“Every man, I daresay, has his own notion of what constitutes perfect peace and contentment, but all of those notions, despite the fundamental conflict of the sexes, revolve around women. As for me–and I hope I may be pardoned, at this late stage in my inquiry, for intruding my own personality–I reject the two commonest of them: passion, at least in its more adventurous and melodramatic aspects, is too exciting and alarming for so indolent a man, and I am too egoistic to have much desire to be mothered. What, then, remains for me? Let me try to describe it to you.
“It is the close of a busy and vexatious day–say half past five or six o’clock of a winter afternoon. I have had a cocktail or two, and am stretched out on a divan in front of a fire, smoking. At the edge of the divan, close enough for me to reach her with my hand, sits a woman not too young, but still good-looking and well-dressed–above all, a woman with a soft, low-pitched, agreeable voice. As I snooze she talks–of anything, everything, all the things that women talk of: books, music, the play, men, other women. No politics. No business. No religion. No metaphysics. Nothing challenging and vexatious–but remember, she is intelligent; what she says is clearly expressed, and often picturesquely. I observe the fine sheen of her hair, the pretty cut of her frock, the glint of her white teeth, the arch of her eye-brow, the graceful curve of her arm. I listen to the exquisite murmur of her voice. Gradually I fall asleep–but only for an instant. At once, observing it, she raises her voice ever so little, and I am awake. Then to sleep again–slowly and charmingly down that slippery hill of dreams. And then awake again, and then asleep again, and so on.

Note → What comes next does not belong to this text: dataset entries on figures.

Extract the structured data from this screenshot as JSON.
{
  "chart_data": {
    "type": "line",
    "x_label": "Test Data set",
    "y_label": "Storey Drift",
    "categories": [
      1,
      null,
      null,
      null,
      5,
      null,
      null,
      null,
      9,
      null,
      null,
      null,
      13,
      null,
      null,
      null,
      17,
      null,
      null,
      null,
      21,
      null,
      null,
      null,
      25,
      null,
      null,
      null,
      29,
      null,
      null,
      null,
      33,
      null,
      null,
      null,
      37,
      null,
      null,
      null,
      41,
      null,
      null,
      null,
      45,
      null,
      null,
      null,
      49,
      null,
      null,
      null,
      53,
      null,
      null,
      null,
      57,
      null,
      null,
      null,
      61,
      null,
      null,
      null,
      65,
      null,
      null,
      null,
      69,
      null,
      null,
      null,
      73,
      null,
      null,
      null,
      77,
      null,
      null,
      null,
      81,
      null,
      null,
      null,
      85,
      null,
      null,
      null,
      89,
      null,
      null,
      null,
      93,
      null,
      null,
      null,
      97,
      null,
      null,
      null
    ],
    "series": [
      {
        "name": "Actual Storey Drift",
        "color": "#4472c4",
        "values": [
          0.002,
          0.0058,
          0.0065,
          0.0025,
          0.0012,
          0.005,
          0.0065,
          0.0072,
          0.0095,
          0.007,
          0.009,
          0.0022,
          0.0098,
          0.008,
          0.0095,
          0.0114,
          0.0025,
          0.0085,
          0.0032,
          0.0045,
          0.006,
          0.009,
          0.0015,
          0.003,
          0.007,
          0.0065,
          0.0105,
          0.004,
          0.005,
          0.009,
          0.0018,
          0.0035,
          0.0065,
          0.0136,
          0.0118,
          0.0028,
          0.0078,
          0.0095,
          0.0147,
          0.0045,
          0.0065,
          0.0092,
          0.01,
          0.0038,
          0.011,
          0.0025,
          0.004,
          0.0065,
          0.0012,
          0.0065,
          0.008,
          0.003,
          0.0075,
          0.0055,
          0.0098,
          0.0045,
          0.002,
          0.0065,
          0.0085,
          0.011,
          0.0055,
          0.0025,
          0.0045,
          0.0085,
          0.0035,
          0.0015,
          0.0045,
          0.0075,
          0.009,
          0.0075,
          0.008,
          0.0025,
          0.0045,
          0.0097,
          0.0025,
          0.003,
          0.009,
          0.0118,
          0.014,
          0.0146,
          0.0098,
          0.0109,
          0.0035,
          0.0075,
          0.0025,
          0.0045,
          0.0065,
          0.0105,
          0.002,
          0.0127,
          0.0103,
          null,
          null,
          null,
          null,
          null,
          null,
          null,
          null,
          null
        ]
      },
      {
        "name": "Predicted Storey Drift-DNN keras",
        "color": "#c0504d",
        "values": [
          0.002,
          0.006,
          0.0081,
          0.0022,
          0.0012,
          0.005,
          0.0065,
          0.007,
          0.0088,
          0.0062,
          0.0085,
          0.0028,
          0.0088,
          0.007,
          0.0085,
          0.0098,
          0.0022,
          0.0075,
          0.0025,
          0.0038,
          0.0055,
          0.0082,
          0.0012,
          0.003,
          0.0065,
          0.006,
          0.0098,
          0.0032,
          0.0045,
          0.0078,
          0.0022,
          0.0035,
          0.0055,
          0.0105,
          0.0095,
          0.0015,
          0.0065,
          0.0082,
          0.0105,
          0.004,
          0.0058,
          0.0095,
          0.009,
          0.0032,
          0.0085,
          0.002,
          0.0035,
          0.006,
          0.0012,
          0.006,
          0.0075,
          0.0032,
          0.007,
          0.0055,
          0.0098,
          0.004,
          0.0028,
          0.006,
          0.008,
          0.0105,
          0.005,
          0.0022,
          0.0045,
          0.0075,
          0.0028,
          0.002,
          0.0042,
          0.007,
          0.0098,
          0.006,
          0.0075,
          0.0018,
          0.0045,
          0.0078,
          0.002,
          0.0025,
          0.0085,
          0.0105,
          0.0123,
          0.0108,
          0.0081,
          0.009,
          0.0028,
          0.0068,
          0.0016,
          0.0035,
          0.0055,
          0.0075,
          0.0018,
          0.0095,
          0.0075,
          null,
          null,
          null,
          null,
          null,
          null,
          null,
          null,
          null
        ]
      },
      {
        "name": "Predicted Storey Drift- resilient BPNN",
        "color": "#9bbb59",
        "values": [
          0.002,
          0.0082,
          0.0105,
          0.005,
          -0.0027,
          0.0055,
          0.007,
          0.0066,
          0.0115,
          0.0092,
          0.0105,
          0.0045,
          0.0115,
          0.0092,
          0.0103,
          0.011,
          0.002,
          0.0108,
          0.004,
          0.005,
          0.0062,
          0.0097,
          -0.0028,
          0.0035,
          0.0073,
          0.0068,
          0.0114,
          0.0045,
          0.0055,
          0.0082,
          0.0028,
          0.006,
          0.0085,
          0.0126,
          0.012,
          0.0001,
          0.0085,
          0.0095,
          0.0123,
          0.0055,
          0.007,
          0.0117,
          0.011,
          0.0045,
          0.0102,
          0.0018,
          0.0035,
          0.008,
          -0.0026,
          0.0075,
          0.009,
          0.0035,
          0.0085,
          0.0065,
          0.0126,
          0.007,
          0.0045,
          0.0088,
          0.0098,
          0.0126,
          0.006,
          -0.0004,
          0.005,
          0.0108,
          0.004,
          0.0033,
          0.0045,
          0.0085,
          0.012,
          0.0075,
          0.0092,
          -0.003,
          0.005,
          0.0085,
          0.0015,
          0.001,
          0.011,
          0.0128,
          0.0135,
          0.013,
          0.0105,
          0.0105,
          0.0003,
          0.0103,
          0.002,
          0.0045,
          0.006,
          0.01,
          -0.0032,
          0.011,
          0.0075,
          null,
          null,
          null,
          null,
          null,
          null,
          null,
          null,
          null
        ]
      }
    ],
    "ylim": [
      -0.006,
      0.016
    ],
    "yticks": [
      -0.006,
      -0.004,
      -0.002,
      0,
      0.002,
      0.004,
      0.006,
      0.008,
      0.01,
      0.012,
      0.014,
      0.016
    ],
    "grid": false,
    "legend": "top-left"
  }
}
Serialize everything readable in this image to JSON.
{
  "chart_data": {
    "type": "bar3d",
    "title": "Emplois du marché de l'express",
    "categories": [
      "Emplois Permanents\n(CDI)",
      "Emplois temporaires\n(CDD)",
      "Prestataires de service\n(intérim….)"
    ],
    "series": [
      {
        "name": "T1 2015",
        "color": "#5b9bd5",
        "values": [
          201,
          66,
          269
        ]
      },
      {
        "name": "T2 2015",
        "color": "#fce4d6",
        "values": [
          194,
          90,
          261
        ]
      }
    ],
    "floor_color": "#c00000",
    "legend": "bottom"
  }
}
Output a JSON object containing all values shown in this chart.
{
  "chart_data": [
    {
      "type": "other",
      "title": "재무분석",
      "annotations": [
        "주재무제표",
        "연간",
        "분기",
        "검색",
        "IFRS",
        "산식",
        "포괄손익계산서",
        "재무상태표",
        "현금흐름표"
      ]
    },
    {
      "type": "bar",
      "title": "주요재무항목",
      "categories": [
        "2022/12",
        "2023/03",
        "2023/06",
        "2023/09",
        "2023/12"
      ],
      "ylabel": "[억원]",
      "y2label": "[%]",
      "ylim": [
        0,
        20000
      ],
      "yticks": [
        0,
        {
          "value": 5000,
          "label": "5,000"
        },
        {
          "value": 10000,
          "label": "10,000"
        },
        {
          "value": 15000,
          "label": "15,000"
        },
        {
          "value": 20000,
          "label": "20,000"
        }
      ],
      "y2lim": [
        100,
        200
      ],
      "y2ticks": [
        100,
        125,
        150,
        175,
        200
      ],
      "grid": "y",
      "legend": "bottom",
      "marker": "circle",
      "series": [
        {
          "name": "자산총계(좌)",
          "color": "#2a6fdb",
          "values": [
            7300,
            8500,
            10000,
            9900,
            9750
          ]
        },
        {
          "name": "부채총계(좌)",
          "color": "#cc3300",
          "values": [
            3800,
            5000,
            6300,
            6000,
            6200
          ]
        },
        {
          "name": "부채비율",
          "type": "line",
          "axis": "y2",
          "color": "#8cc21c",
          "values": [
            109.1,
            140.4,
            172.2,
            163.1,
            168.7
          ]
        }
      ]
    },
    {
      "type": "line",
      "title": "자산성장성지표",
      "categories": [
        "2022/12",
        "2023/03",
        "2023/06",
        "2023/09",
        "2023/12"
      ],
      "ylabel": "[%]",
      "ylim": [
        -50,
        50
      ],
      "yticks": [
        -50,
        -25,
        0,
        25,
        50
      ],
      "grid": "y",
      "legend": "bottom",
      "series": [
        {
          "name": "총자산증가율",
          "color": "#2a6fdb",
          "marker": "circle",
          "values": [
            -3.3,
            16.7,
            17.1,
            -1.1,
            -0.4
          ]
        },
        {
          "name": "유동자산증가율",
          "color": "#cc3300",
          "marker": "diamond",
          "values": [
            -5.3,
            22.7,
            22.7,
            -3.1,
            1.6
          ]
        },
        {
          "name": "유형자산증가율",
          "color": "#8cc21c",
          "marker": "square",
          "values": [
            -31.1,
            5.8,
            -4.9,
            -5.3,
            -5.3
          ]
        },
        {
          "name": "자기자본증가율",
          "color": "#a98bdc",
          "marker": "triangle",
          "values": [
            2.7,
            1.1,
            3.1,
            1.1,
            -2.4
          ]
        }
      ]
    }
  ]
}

“I ask you seriously: could anything be more unutterably beautiful? The sensation of falling asleep is to me the most exquisite in the world. I delight in it so much that I even look forward to death itself with a sneaking wonder and desire. Well, here is sleep poetized and made doubly sweet. Here is sleep set to the finest music in the world. I match this situation against any that you can think of. It is not only enchanting; it is also, in a very true sense, ennobling. In the end, when the girl grows prettily miffed and throws me out, I return to my sorrows somehow purged and glorified. I am a better man in my own sight. I have grazed upon the fields of asphodel. I have been genuinely, completely and unregrettably happy.”